Icelanders should be content with the performance of their athletes at the London Olympics which concluded on Sunday, according to sports journalists. Three Icelandic records were set during the Games and the athletes of two Icelandic coaches won medals.
Archive photo by Geir Ólafsson.
Iceland had 27 competitors at the Olympics this year, a higher number than other small nations with a population of under one million, as stated in a review of the Games by Kristján Jónsson in Morgunblaðið.
Seven of Iceland’s competitors were swimmers. Sarah Blake Bateman was considered the most successful of these, breaking the Icelandic record in 100-meter butterfly and placing 16th-18th in the 50-meter crawl.
Iceland’s relay medley women’s team placed 15th, competing alongside big nations like the USA and Australia.
In the relay, Eygló Ósk Gústafsdóttir, who is only 17 and considered to be Iceland’s brightest hope in swimming, set a new Icelandic record in 100-meter backstroke.
In other sports, Ragna Ingólfsdóttir became the first Icelandic female badminton player to win a game at the Olympics. She dropped out after losing a very exciting game against a strong opponent.
Ásgeir Sigurgeirsson was also considered successful at the Olympics, placing 14th in shooting and coming close to making the eight-person finals.
The Icelandic men’s team in handball made it to the eight-team finals after winning all four games of the preliminary round. However, Iceland dropped out after a very even game against Hungary that had to be extended twice.
Notably, Iceland was the only team to beat France at the Olympics, the gold medal winners.
Javelin thrower Ásdís Hjálmsdóttir bloomed at the games, qualifying for the final in her first throw and breaking her own Icelandic record. She ended in 11th place.

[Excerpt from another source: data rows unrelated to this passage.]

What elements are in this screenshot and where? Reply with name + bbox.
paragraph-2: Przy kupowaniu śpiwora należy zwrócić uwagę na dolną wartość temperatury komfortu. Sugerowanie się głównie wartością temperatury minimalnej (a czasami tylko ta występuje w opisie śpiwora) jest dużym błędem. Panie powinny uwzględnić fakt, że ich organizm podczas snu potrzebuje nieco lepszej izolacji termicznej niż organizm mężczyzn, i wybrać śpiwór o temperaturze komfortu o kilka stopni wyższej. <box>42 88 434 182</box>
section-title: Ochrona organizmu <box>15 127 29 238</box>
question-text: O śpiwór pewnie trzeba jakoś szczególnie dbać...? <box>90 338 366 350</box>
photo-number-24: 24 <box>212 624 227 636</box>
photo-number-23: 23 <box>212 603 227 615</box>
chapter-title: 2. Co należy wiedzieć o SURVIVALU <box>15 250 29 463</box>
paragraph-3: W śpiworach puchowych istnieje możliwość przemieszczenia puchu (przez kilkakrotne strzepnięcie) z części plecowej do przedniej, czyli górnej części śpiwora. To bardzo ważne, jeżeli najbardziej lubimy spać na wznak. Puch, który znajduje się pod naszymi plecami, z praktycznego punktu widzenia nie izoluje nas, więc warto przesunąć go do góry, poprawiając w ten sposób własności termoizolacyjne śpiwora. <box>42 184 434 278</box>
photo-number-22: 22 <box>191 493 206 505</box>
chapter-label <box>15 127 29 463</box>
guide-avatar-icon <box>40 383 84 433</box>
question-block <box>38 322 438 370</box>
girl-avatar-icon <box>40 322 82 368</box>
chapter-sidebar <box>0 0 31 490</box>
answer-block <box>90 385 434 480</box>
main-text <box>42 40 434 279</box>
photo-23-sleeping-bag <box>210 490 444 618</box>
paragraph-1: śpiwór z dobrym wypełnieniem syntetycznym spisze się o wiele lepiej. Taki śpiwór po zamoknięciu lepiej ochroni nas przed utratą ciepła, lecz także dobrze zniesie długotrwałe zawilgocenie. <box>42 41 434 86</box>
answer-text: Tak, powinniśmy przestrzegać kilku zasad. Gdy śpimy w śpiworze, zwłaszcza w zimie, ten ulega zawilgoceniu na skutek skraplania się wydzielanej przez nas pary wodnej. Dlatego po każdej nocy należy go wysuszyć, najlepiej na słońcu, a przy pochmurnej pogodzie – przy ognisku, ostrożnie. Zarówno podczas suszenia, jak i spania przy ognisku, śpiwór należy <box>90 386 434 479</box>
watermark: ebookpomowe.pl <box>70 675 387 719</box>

Runner Kári Steinn Karlsson was the last Icelander to compete at the London Olympics, placing 42nd in the men’s marathon, ranking 17th among European competitors.
There was no medal for Iceland this year, although the country boasted a bronze for pole vault in 2000 and silver in men’s handball in 2008. Perhaps another medal awaits an Icelandic athlete at the Olympics in Rio in 2016, the review’s author wonders.
However, Icelanders coaching athletes abroad were party to medals in London. Þórir Hergeirsson led the Norwegian women’s handball team to gold and Vésteinn Hafsteinsson was the coach of Estonian discus thrower Gerd Kanter, who won the bronze. Both coaches achieved gold at the 2008 Beijing Olympics.